Highlighting the many seeds sown for Spring, our Socratic conversations embrace timely topics and classic themes of humanity: goodwill, willpower, special needs, superstition, technology, information, diversity, war. Dialogue and discussion model inquiry, as blue hollyhocks bend in a Mediterranean breeze — healthful, dynamic, and vertical appeal.
Partner to Socrates is the University Seminar. We co-plant fresh talks on willpower, diversity, alternative education, educating the emotions. The seminars liken to sweet-scented hyacinths, also native to the ancient eastern shores of the Mediterranean, now one of the three big Spring bulbs — wholly perfuming our garden in violet splendor on otherwise still Monday nights.
Bilingual-bicultural schooling, critical small schools, immigration and language, social justice and literacy, youth studies, art protest, race and patience petal the yellow daffodils — cheerful narcissus of book talks growing anywhere, anytime, in full sunshine.
Guest Talks are the daylilies – with their abundance of orange flower buds that open over a long period of time: human rights, religion, arts’ development, new forms of music, and teaching to lessen bio-social risk and daily stress. These gorgeous perennials establish quickly, grow vigorously, and survive their winters well.
Jewels to the Spring garden, educational films bloom vividly like primroses. We feature pen pal programs from Bedford Stuyvesant to Sierra Leone; invisible children of Uganda, Daisy Bates of Little Rock, coming of age in Oklahoma, gentrification of New York City, and obesity in our nation. We travel to the Tibet House on the eve of the national elections in Myanmar to host The Lady, admiring pro-democracy leader Aung San Suu Kyi, who pins pure white blossoms to her hair.
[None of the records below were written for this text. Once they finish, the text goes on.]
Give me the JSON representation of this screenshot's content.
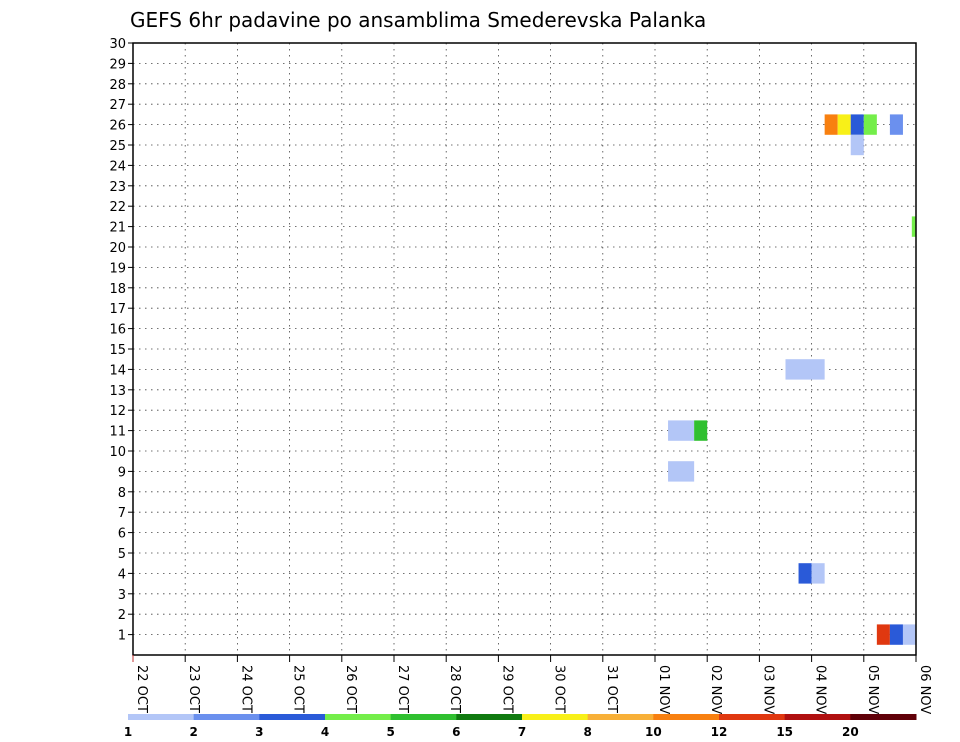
{
  "chart_data": {
    "type": "heatmap",
    "title": "GEFS 6hr padavine po ansamblima Smederevska Palanka",
    "xlabel": "",
    "ylabel": "",
    "x_ticks": [
      "22 OCT",
      "23 OCT",
      "24 OCT",
      "25 OCT",
      "26 OCT",
      "27 OCT",
      "28 OCT",
      "29 OCT",
      "30 OCT",
      "31 OCT",
      "01 NOV",
      "02 NOV",
      "03 NOV",
      "04 NOV",
      "05 NOV",
      "06 NOV"
    ],
    "x_range_days": [
      0,
      15
    ],
    "y_ticks": [
      1,
      2,
      3,
      4,
      5,
      6,
      7,
      8,
      9,
      10,
      11,
      12,
      13,
      14,
      15,
      16,
      17,
      18,
      19,
      20,
      21,
      22,
      23,
      24,
      25,
      26,
      27,
      28,
      29,
      30
    ],
    "y_range": [
      0,
      30
    ],
    "grid": true,
    "legend": {
      "placement": "bottom",
      "labels": [
        "1",
        "2",
        "3",
        "4",
        "5",
        "6",
        "7",
        "8",
        "10",
        "12",
        "15",
        "20"
      ],
      "colors": [
        "#b3c6f7",
        "#6b90ee",
        "#2a5ad8",
        "#74ee4a",
        "#30c030",
        "#107a10",
        "#f8f018",
        "#f8b038",
        "#f88010",
        "#e03810",
        "#b01010",
        "#600008"
      ]
    },
    "cells": [
      {
        "member": 26,
        "day_start": 13.25,
        "day_end": 13.5,
        "color": "#f88010"
      },
      {
        "member": 26,
        "day_start": 13.5,
        "day_end": 13.75,
        "color": "#f8f018"
      },
      {
        "member": 26,
        "day_start": 13.75,
        "day_end": 14.0,
        "color": "#2a5ad8"
      },
      {
        "member": 26,
        "day_start": 14.0,
        "day_end": 14.25,
        "color": "#74ee4a"
      },
      {
        "member": 26,
        "day_start": 14.5,
        "day_end": 14.75,
        "color": "#6b90ee"
      },
      {
        "member": 25,
        "day_start": 13.75,
        "day_end": 14.0,
        "color": "#b3c6f7"
      },
      {
        "member": 21,
        "day_start": 14.92,
        "day_end": 15.0,
        "color": "#74ee4a"
      },
      {
        "member": 14,
        "day_start": 12.5,
        "day_end": 13.25,
        "color": "#b3c6f7"
      },
      {
        "member": 11,
        "day_start": 10.25,
        "day_end": 10.75,
        "color": "#b3c6f7"
      },
      {
        "member": 11,
        "day_start": 10.75,
        "day_end": 11.0,
        "color": "#30c030"
      },
      {
        "member": 9,
        "day_start": 10.25,
        "day_end": 10.75,
        "color": "#b3c6f7"
      },
      {
        "member": 4,
        "day_start": 12.75,
        "day_end": 13.0,
        "color": "#2a5ad8"
      },
      {
        "member": 4,
        "day_start": 13.0,
        "day_end": 13.25,
        "color": "#b3c6f7"
      },
      {
        "member": 1,
        "day_start": 14.25,
        "day_end": 14.5,
        "color": "#e03810"
      },
      {
        "member": 1,
        "day_start": 14.5,
        "day_end": 14.75,
        "color": "#2a5ad8"
      },
      {
        "member": 1,
        "day_start": 14.75,
        "day_end": 15.0,
        "color": "#b3c6f7"
      }
    ]
  }
}
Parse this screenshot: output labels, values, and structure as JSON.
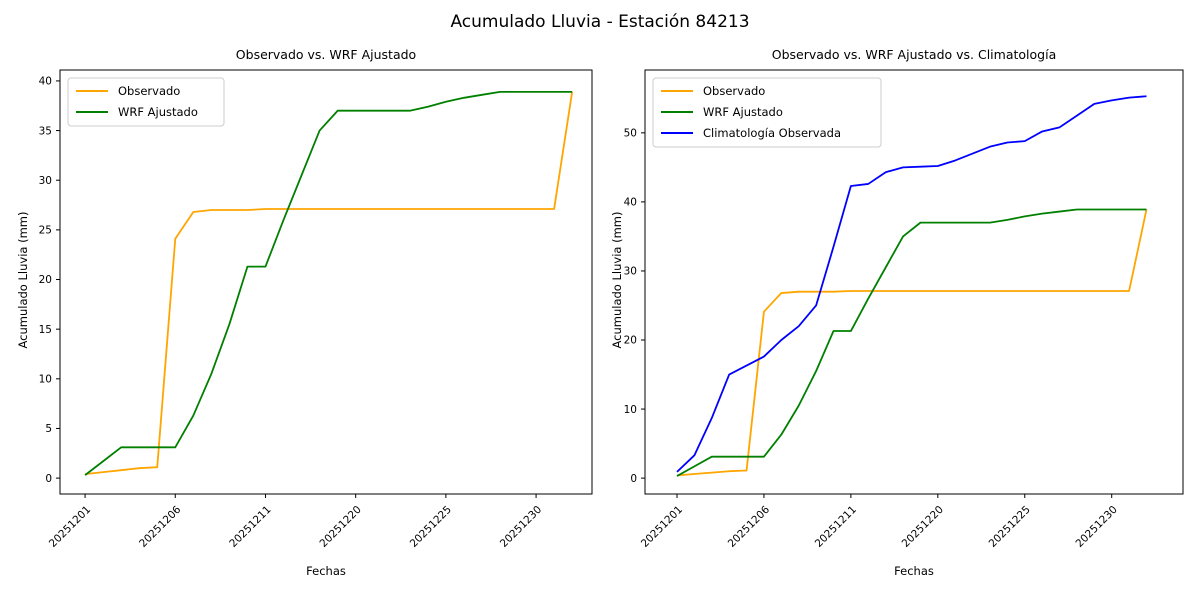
{
  "figure": {
    "title": "Acumulado Lluvia - Estación 84213",
    "background_color": "#ffffff",
    "text_color": "#000000",
    "spine_color": "#000000",
    "legend_border_color": "#cccccc"
  },
  "chart_data": [
    {
      "type": "line",
      "title": "Observado vs. WRF Ajustado",
      "xlabel": "Fechas",
      "ylabel": "Acumulado Lluvia (mm)",
      "grid": false,
      "legend_position": "upper left",
      "n_points": 28,
      "xtick_positions": [
        0,
        5,
        10,
        15,
        20,
        25
      ],
      "xtick_labels": [
        "20251201",
        "20251206",
        "20251211",
        "20251220",
        "20251225",
        "20251230"
      ],
      "xtick_rotation": 45,
      "yticks": [
        0,
        5,
        10,
        15,
        20,
        25,
        30,
        35,
        40
      ],
      "xlim": [
        -1.39,
        28.1
      ],
      "ylim": [
        -1.6,
        41.1
      ],
      "series": [
        {
          "name": "Observado",
          "color": "#FFA500",
          "values": [
            0.4,
            0.6,
            0.8,
            1.0,
            1.1,
            24.1,
            26.8,
            27.0,
            27.0,
            27.0,
            27.1,
            27.1,
            27.1,
            27.1,
            27.1,
            27.1,
            27.1,
            27.1,
            27.1,
            27.1,
            27.1,
            27.1,
            27.1,
            27.1,
            27.1,
            27.1,
            27.1,
            38.9
          ]
        },
        {
          "name": "WRF Ajustado",
          "color": "#008000",
          "values": [
            0.3,
            1.7,
            3.1,
            3.1,
            3.1,
            3.1,
            6.3,
            10.5,
            15.5,
            21.3,
            21.3,
            26.0,
            30.5,
            35.0,
            37.0,
            37.0,
            37.0,
            37.0,
            37.0,
            37.4,
            37.9,
            38.3,
            38.6,
            38.9,
            38.9,
            38.9,
            38.9,
            38.9
          ]
        }
      ]
    },
    {
      "type": "line",
      "title": "Observado vs. WRF Ajustado vs. Climatología",
      "xlabel": "Fechas",
      "ylabel": "Acumulado Lluvia (mm)",
      "grid": false,
      "legend_position": "upper left",
      "n_points": 28,
      "xtick_positions": [
        0,
        5,
        10,
        15,
        20,
        25
      ],
      "xtick_labels": [
        "20251201",
        "20251206",
        "20251211",
        "20251220",
        "20251225",
        "20251230"
      ],
      "xtick_rotation": 45,
      "yticks": [
        0,
        10,
        20,
        30,
        40,
        50
      ],
      "xlim": [
        -1.84,
        29.1
      ],
      "ylim": [
        -2.3,
        59.1
      ],
      "series": [
        {
          "name": "Observado",
          "color": "#FFA500",
          "values": [
            0.4,
            0.6,
            0.8,
            1.0,
            1.1,
            24.1,
            26.8,
            27.0,
            27.0,
            27.0,
            27.1,
            27.1,
            27.1,
            27.1,
            27.1,
            27.1,
            27.1,
            27.1,
            27.1,
            27.1,
            27.1,
            27.1,
            27.1,
            27.1,
            27.1,
            27.1,
            27.1,
            38.9
          ]
        },
        {
          "name": "WRF Ajustado",
          "color": "#008000",
          "values": [
            0.3,
            1.7,
            3.1,
            3.1,
            3.1,
            3.1,
            6.3,
            10.5,
            15.5,
            21.3,
            21.3,
            26.0,
            30.5,
            35.0,
            37.0,
            37.0,
            37.0,
            37.0,
            37.0,
            37.4,
            37.9,
            38.3,
            38.6,
            38.9,
            38.9,
            38.9,
            38.9,
            38.9
          ]
        },
        {
          "name": "Climatología Observada",
          "color": "#0000FF",
          "values": [
            0.9,
            3.3,
            8.7,
            15.0,
            16.3,
            17.6,
            20.0,
            22.0,
            25.0,
            33.5,
            42.3,
            42.6,
            44.3,
            45.0,
            45.1,
            45.2,
            46.0,
            47.0,
            48.0,
            48.6,
            48.8,
            50.2,
            50.8,
            52.5,
            54.2,
            54.7,
            55.1,
            55.3
          ]
        }
      ]
    }
  ]
}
Tulips constitute our colorful instructional offerings, stemming with love for a programmatic blend of workshops, working groups, and orientations: social networking, grant seeking and writing, crisis mapping, alumni tools, Moodle, six-word memoir, and tours — in person and with puppets. We eye our patch of deep red gerberas — the databases flowering with resources for Braille, cultural psychology, youth art, child abuse prevention, and alumni resources.
Enriching our soil are live musical performances: celebratory classical (with a twist of graduation, old-time, ragtime), Chinese violin (the erhu), original vocal jazz , and Cuban sounds are the lilies of the valley — the return of happiness in the language of flowers — while that delicate cool grower, the pansy, keeps blooming until the weather turns hot: our cafe exhibits daily news from around the world and historically breaking stories of literature, publishing, sport, adventure, culture, festivals, autism, technology, toys, teachers, and libraries!
We survey our work — growing our garden, tending our plants, catching the mid-May flowers, watching the little ones leave and our graduates go on.